Incredibly grateful that I’ve finally discovered the story of Alice’s Restaurant, the song, the trash, the arrests, court appearances, and Alice. It’s really a complete story about maintaining friendships and loyalty at a time of year where we are supposed to reflect on what we are thankful for.

And deliberately like the song, this post is almost not about Alice Brock. The restaurant closed decades ago. But Arlo’s story and her name is once again lifted into the public conscious as we approach Thanksgiving. She passed away yesterday, and it seems completely appropriate to share this with you and encourage you to take the time to read the backstory and listen to the song “Alice’s Restaurant”. It is truly a piece of Americana that needs to be preserved exactly as it was, flawed and all. At its core, there is also a song representing a humble rebellion against overreach. The fact that this song still carries on is probably, in part, a testament to it.

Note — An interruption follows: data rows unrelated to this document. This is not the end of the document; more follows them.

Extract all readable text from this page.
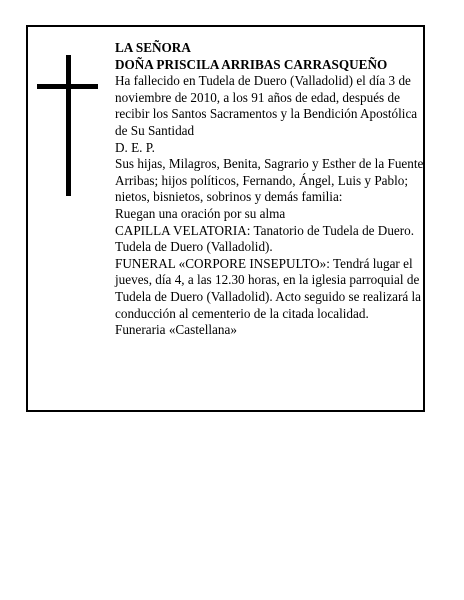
LA SEÑORA

DOÑA PRISCILA ARRIBAS CARRASQUEÑO

Ha fallecido en Tudela de Duero (Valladolid) el día 3 de noviembre de 2010, a los 91 años de edad, después de recibir los Santos Sacramentos y la Bendición Apostólica de Su Santidad

D. E. P.

Sus hijas, Milagros, Benita, Sagrario y Esther de la Fuente Arribas; hijos políticos, Fernando, Ángel, Luis y Pablo; nietos, bisnietos, sobrinos y demás familia:

Ruegan una oración por su alma

CAPILLA VELATORIA: Tanatorio de Tudela de Duero. Tudela de Duero (Valladolid).

FUNERAL «CORPORE INSEPULTO»: Tendrá lugar el jueves, día 4, a las 12.30 horas, en la iglesia parroquial de Tudela de Duero (Valladolid). Acto seguido se realizará la conducción al cementerio de la citada localidad.

Funeraria «Castellana»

The style in which the story is told is a songwriting genre we don’t see much anymore. Arlo Guthrie, in his own way, managed a similar style to Johnny Cash – just telling a story to the notes of a simple tune and a catchy chorus. While Johnny Cash defined his style with a no-nonsense way of telling his stories, Arlo manages to humorously drag the story out, which is a deliberate part of the experience and humor of a 19-minute song.

You can get anything you want at Alice’s Restaurant
You can get anything you want at Alice’s Restaurant
Walk right in, it’s around the back
Just a half a mile from the railroad track
You can get anything you want at Alice’s Restaurant

https://theberkshireedge.com/alice-brock-of-alices-restaurant-dies

God Bless the memory of Alice Brock and may we all, in our own ways, have a blessed Thanksgiving.